Un grand gus, un peu rouquin, bondit de son siège et beugle en tendant l'index dans notre direction après avoir retroussé la manche de sa chemise (il est le seul à en porter une pour pouvoir, justement, se livrer à des effets de manche).

— Pas de pitié pour les chiens galeux ! Je réclame la peine de mort. Et je vous demande, messieurs les jurés, de ne pas accorder les circonstances atténuantes qui entraîneraient automatiquement la commutation de la peine de mort par pendaison en peine de mort par fusillade !
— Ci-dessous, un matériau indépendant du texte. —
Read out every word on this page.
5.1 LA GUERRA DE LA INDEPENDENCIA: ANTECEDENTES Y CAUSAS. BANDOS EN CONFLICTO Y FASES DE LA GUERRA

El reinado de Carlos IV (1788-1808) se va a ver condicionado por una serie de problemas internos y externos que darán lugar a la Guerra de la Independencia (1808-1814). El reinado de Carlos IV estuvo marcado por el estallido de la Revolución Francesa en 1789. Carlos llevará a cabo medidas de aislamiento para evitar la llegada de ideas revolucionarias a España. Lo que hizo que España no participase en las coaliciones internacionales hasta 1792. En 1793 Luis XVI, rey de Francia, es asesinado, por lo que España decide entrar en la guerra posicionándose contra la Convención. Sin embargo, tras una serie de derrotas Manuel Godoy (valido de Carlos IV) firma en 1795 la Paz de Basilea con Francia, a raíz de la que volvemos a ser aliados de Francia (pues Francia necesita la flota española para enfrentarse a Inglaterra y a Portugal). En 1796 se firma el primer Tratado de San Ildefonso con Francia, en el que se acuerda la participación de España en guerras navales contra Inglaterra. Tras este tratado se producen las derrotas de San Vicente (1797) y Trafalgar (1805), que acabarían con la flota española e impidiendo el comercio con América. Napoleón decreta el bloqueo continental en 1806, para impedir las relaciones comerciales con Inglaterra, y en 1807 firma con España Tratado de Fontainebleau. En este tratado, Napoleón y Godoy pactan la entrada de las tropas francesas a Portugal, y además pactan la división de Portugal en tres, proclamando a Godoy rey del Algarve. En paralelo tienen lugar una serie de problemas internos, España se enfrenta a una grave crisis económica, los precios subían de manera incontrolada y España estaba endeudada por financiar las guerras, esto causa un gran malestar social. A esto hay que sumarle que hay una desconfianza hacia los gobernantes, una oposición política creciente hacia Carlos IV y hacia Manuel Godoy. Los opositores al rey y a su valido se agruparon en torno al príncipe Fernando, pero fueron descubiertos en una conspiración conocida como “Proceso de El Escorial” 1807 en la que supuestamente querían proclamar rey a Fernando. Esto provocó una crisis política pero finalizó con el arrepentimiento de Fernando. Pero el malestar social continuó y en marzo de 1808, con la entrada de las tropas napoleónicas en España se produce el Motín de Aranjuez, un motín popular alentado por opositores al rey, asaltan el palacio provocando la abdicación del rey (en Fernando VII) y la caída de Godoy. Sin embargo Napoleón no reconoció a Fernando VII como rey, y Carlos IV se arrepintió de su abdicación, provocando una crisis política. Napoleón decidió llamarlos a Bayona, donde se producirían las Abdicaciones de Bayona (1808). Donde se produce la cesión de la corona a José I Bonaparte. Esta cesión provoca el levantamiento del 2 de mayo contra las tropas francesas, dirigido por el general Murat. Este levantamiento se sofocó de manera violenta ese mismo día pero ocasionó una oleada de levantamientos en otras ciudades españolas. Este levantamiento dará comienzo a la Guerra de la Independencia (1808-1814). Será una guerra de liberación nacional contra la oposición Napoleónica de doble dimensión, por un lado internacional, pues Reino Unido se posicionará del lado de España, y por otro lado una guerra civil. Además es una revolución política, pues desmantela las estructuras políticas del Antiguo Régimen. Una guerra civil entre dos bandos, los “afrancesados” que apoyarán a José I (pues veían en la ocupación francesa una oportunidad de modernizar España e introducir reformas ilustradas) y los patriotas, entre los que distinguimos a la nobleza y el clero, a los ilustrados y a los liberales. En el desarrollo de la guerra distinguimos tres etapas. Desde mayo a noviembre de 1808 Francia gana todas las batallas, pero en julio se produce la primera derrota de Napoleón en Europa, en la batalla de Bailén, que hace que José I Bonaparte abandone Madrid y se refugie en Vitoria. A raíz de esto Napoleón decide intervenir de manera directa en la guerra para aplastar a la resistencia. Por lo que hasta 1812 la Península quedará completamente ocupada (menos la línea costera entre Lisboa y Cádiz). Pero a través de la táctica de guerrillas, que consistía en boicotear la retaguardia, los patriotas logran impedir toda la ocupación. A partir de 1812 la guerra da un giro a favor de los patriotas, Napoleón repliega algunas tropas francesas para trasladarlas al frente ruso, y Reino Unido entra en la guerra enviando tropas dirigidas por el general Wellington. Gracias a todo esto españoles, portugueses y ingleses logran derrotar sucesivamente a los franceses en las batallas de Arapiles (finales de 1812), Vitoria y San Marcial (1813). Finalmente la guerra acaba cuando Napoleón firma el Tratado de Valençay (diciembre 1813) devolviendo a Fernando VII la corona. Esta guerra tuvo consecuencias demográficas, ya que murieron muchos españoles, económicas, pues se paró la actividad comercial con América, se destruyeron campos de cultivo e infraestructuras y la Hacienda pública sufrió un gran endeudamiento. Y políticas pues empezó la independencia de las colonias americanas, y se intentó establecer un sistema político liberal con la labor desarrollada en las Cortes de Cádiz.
Il retombe sur son banc et s'essuie le front avec son mouchoir.

Mon avocat me tapote l'épaule d'un geste qui se veut rassurant.

— Pas d'inquiétude, me dit-il, je sens que tout ira bien.

Le président accordant la parole à la défense, il se lève.

— Señores de la cour, señores los jurés, dit-il, Espions ou pas espions, ces hommes sont des étrangers. Allons-nous transgresser ce sens de l'hospitalité qui a fait la renommée de notre glorieux pays par-delà ses frontières ? Non, señores de la cour, non, señores los jurés. La justice du Rondubraz restera rondubrazienne, voilà pourquoi vous ne suivrez pas les brillants arguments du señor avocat général et vous condamnerez mon client au peloton d'exécution. Vive le Rondubraz libre !

Dans l'assistance (car il en a une, composée en majeure partie de femmes) on renifle. Je distingue même des larmes dans les yeux d'une ravissante fille brune aux yeux couleur de myosotis.